Bonjour et MERCI à France culture,
Je suis (je dis "je" mais on est nombreux dans mon entourage) une "transfuge" de France inter.
Voici ce que je leur ai écrit, il y a quelques temps :
"Ni gilet jaune, ni macroniste, je regarde avec désespoir les souffrances dont beaucoup de monde se fout.
J’ai commencé à écouter France Inter dans la solitude, l’enfermement et la tristesse de ma chambre d’adolescente, il y a plus de 20 ans. Je tournai le bouton de mon double cassette, sans trop savoir ce que je faisais, les yeux et la tête dans le vide. La voix tremblotante d’une vieille dame de plus de 90 ans m’a arrêtée. Une vieille arménienne racontait le génocide qu’elle avait vécu enfant, son pardon et son regard empathique sur le peuple turc et sur le monde. J’ai été émerveillée par cette vieille dame. Je me suis dit c’est donc possible…il y a de l’espoir... il y a de l’amour. C’était, mais je ne le savais pas encore, l’émission de Mermet. C’était France Inter et j’ai grandi avec vous jusqu’à il y a quelques mois, peut-être quelques années, je ne sais plus vraiment quand ça a commencé…un peu comme dans 1984…c’est flou tout ça… On le vit, on le ressent mais on ne sait plus quand ça a commencé, le mépris, le dédain des pauvres, du haut de notre intellect si bien fait, si bien cultivé…

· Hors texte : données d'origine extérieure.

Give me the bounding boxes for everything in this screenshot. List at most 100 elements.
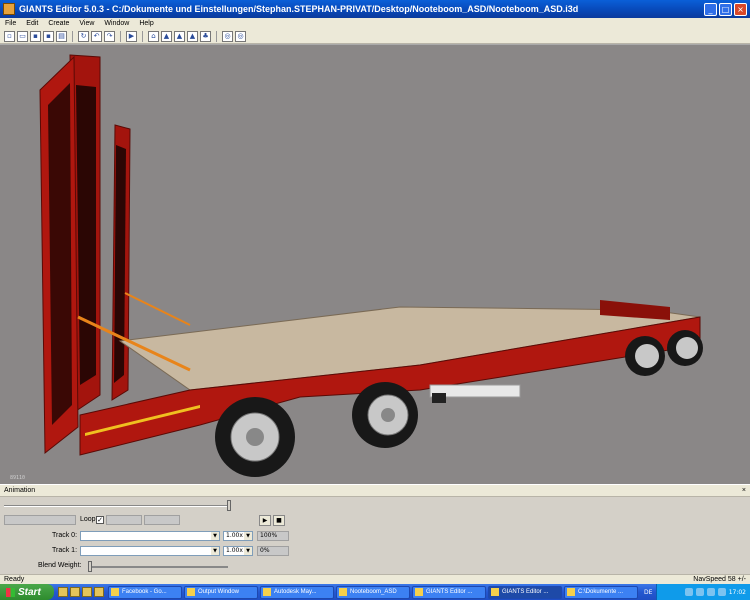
menu-bar: File Edit Create View Window Help: [0, 18, 750, 29]
menu-create[interactable]: Create: [43, 20, 74, 27]
open-icon[interactable]: ▭: [17, 30, 28, 42]
refresh-icon[interactable]: ↻: [78, 30, 89, 42]
viewport-corner-label: 89110: [10, 475, 26, 481]
giants-icon: [415, 588, 423, 596]
play-button[interactable]: ▶: [259, 515, 271, 526]
status-text: Ready: [4, 576, 25, 583]
tray-icon[interactable]: [695, 588, 704, 596]
tray-icon[interactable]: [706, 588, 715, 596]
import-icon[interactable]: ▤: [56, 30, 67, 42]
track0-weight: 100%: [260, 532, 278, 539]
toolbar-separator: [72, 30, 73, 42]
redo-icon[interactable]: ↷: [104, 30, 115, 42]
window-controls: _ □ ×: [704, 2, 747, 16]
toolbar-separator: [142, 30, 143, 42]
blend-weight-thumb[interactable]: [88, 561, 92, 572]
animation-panel-header: Animation ×: [0, 485, 750, 497]
app-icon: [3, 3, 15, 15]
task-label: C:\Dokumente ...: [578, 589, 624, 595]
windows-logo-icon: [6, 587, 15, 597]
nav-speed: NavSpeed 58 +/-: [693, 576, 746, 583]
foliage-icon[interactable]: ♣: [200, 30, 211, 42]
system-tray: 17:02: [656, 584, 750, 600]
toolbar-separator: [120, 30, 121, 42]
taskbar: Start Facebook - Go... Output Window Aut…: [0, 584, 750, 600]
status-bar: Ready NavSpeed 58 +/-: [0, 574, 750, 584]
track0-speed: 1.00x: [226, 532, 243, 539]
task-button[interactable]: Autodesk May...: [260, 585, 334, 599]
track1-clip-select[interactable]: ▼: [80, 546, 220, 556]
select-icon[interactable]: ◎: [235, 30, 246, 42]
track0-speed-select[interactable]: 1.00x ▼: [223, 531, 253, 541]
save-icon[interactable]: ▪: [30, 30, 41, 42]
new-icon[interactable]: ▫: [4, 30, 15, 42]
menu-file[interactable]: File: [0, 20, 21, 27]
task-button[interactable]: C:\Dokumente ...: [564, 585, 638, 599]
task-button[interactable]: GIANTS Editor ...: [412, 585, 486, 599]
quick-launch-icon[interactable]: [70, 587, 80, 597]
tray-icon[interactable]: [684, 588, 693, 596]
undo-icon[interactable]: ↶: [91, 30, 102, 42]
minimize-button[interactable]: _: [704, 2, 717, 16]
time-field[interactable]: [106, 515, 142, 525]
track1-weight: 0%: [260, 547, 270, 554]
quick-launch-icon[interactable]: [94, 587, 104, 597]
home-icon[interactable]: ⌂: [148, 30, 159, 42]
animation-title: Animation: [4, 487, 36, 494]
giants-icon: [491, 588, 499, 596]
language-indicator[interactable]: DE: [644, 589, 652, 596]
folder-icon: [339, 588, 347, 596]
quick-launch-icon[interactable]: [58, 587, 68, 597]
track0-weight-field[interactable]: 100%: [257, 531, 289, 541]
terrain-icon[interactable]: ▲: [174, 30, 185, 42]
animation-close-icon[interactable]: ×: [742, 487, 746, 494]
chevron-down-icon: ▼: [211, 547, 219, 555]
chevron-down-icon: ▼: [244, 547, 252, 555]
tray-icon[interactable]: [717, 588, 726, 596]
folder-icon: [567, 588, 575, 596]
trailer-render: [39, 54, 703, 477]
track0-label: Track 0:: [52, 532, 78, 539]
clip-field[interactable]: [4, 515, 76, 525]
track0-clip-select[interactable]: ▼: [80, 531, 220, 541]
blend-weight-label: Blend Weight:: [38, 562, 82, 569]
loop-checkbox[interactable]: ✓: [96, 516, 104, 524]
maximize-button[interactable]: □: [719, 2, 732, 16]
toolbar: ▫ ▭ ▪ ▪ ▤ ↻ ↶ ↷ ▶ ⌂ ▲ ▲ ▲ ♣ ◎ ◎: [0, 29, 750, 44]
quick-launch-icon[interactable]: [82, 587, 92, 597]
menu-edit[interactable]: Edit: [21, 20, 43, 27]
quick-launch: [58, 587, 104, 597]
animation-slider-thumb[interactable]: [227, 500, 231, 511]
task-label: GIANTS Editor ...: [426, 589, 473, 595]
menu-window[interactable]: Window: [99, 20, 134, 27]
task-button[interactable]: Nooteboom_ASD: [336, 585, 410, 599]
track1-label: Track 1:: [52, 547, 78, 554]
task-button-active[interactable]: GIANTS Editor ...: [488, 585, 562, 599]
track1-weight-field[interactable]: 0%: [257, 546, 289, 556]
task-button[interactable]: Output Window: [184, 585, 258, 599]
clock: 17:02: [728, 588, 746, 596]
task-label: Facebook - Go...: [122, 589, 167, 595]
chevron-down-icon: ▼: [211, 532, 219, 540]
start-button[interactable]: Start: [0, 584, 54, 600]
window-title: GIANTS Editor 5.0.3 - C:/Dokumente und E…: [19, 4, 579, 14]
select-icon[interactable]: ◎: [222, 30, 233, 42]
blend-weight-slider[interactable]: [88, 566, 228, 568]
menu-help[interactable]: Help: [134, 20, 158, 27]
task-label: Output Window: [198, 589, 240, 595]
stop-button[interactable]: ■: [273, 515, 285, 526]
title-bar: GIANTS Editor 5.0.3 - C:/Dokumente und E…: [0, 0, 750, 18]
save-as-icon[interactable]: ▪: [43, 30, 54, 42]
terrain-icon[interactable]: ▲: [187, 30, 198, 42]
animation-time-slider[interactable]: [4, 505, 229, 507]
menu-view[interactable]: View: [74, 20, 99, 27]
duration-field[interactable]: [144, 515, 180, 525]
task-label: GIANTS Editor ...: [502, 589, 549, 595]
toolbar-separator: [216, 30, 217, 42]
play-icon[interactable]: ▶: [126, 30, 137, 42]
3d-viewport[interactable]: 89110: [0, 44, 750, 484]
terrain-icon[interactable]: ▲: [161, 30, 172, 42]
task-button[interactable]: Facebook - Go...: [108, 585, 182, 599]
close-button[interactable]: ×: [734, 2, 747, 16]
track1-speed-select[interactable]: 1.00x ▼: [223, 546, 253, 556]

On les aime bien les pauvres, on les plaint, on leur donne une pièce quand on passe dans les rues de nos villes en allant au théâtre ou au cinéma, parce que c’est important de se cultiver, ça fait prendre conscience des autres et de la réalité du monde… On espère qu’ils n’iront pas boire notre pièce, quand même... Eh bien si !! Ils iront la boire votre pièce car ils n’ont rien d’autre, parce qu’elle ne vaut pas plus !! D’autres pauvres ont préféré mettre le peu qu’ils avaient dans un toit et dans des dettes, pour faire semblant d’avoir une vie normale. Ceux-là n’en peuvent plus de faire semblant, ceux-là ont quitté la tranquillité qui vous arrangez bien. Vous préfériez croire à leur théâtre d’ombres d’eux-mêmes, c’était plus facile, plus confortable… et dans un dernier tour de passe-passe vous avez applaudi quand le pouvoir prenait 100 balles dans la caisse commune pour le glisser dans leurs poches trouées d’impôts avec ces quelques mots sur vos antennes « le mouvement s’essouffle, autrement dit : Maintenant ça va bien, vous allez acheter vos cadeaux pour Noël et vous rentrez chez vous.» Quel mépris…
Ce doit être agréable de féliciter le gouvernement pour sa gentillesse, de relever que, quand même, ils pourraient être reconnaissants, ces gilets jaunes, malgré toutes leurs « destructions », on leur accorde quand même quelques pièces !!!...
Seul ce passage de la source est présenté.